Another Reason to Drink! Mutant Yeast Strain in Japanese Sake Helps Fight Fatigue

Japanese sake lovers now have more reason to love the Japanese alcoholic beverage. Scientists have found a new yeast strain that produces high levels of amino acid ornithine known to have the ability to fight fatigue.

Ornithine is known for its fatigue-fighting properties, as well as improving athletic performance. But ornithine is also used for wound healing, weight loss, and improving sleep quality. The one found in the study, a non-genetically modified mutant strain, can be easily applied in brewing the sake.

Japanese Sake Offers More Goodness With Its Fatigue-Fighting Mutant Yeast Strain
Japanese Sake Offers More Goodness With Its Fatigue-Fighting Mutant Yeast Strain Pixabay



Mutant Sake Yeast Strain Produces High Levels of Ornithine

Researchers from the Nara Prefecture Institue of Industrial Development and Nara Institute of Science and Technology have discovered a mutant strain of sake yeast that produces ten times the amount of the amino acid ornithine than its parent yeast strain.

As a non-protein-making amino acid and a precursor to arginine and proline, ornithine performs several physiological functions like improving sleep quality and fighting fatigue.

Masataka Ohashi, the first author of the study, said that they wanted to get sake yeast strains with improved ethanol tolerance. The yeast is exposed to high concentrations of ethanol during the fermentation process, obstructing the viability, cell growth, and fermentation.

Improved ethanol production and lesser fermentation time are achieved when ethanol tolerance in sake yeast is increased.

The researchers sequestered mutant yeast strains that have collected proline to look for yeast strains that are ethanol-tolerant, which can lessen ethanol toxicity using conventional mutagenesis, like one that does not include genetic modification.

Moreover, the researchers also performed brewing tests using sake yeast strains and conducted genome sequence analysis. After that, they identified and examined a new yeast strain from a gene of the yeast that encodes a variant of N-acetyl glutamate kinase, which increases the level of ornithine in cells.

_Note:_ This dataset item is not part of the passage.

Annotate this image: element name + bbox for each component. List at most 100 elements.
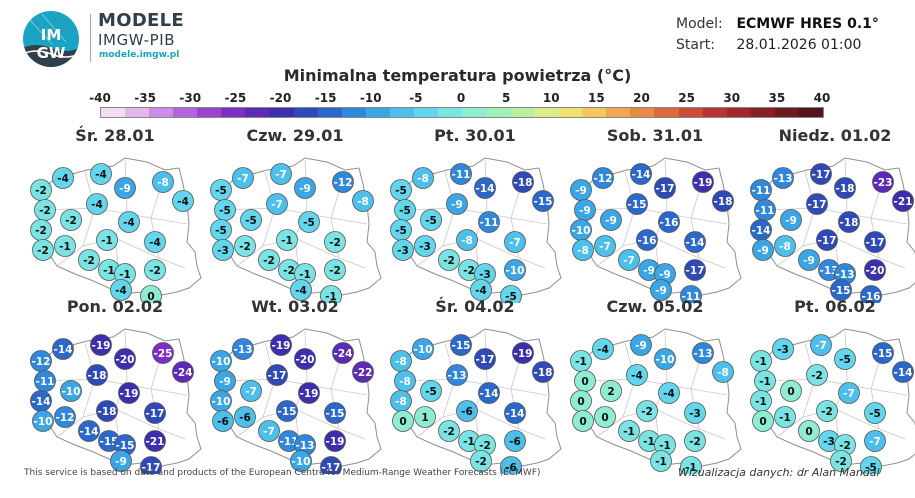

Corresponding author Professor Hiroshi Takagi said they initially constructed industrial yeast strains that can clone itself and that accumulate proline to increase the productivity and ethanol tolerance of the yeast.

However, even if self-cloning yeasts do not contain any foreign genes or DNA sequences because they only have yeast DNA, those yeasts are deemed not acceptable to the public as they are considered to be genetically modified.

The researchers successfully isolated non-genetically modified yeasts that have high levels of the ornithine, about ten times of the parent yeast widely used in the Japanese sake.


Purpose of the Mutated Yeast Strain

The researchers hope that the results of their study would be used in developing new strains of yeasts for the production of high levels of ornithine. Plus, the yeast strain they discovered in this study could be used in the production of dietary supplements rich in ornithine that are made from yeasts.

Moreover, Professor Takagi explains that there are two purposes for breeding industrial yeast. First, it is for the enhancement of its fermentation ability and a boosted tolerance to environmental stresses during fermentation, and the diversity of the flavors of the product.

The development of yeast strains that overproduce functional amino acids would contribute so much in food-related industries.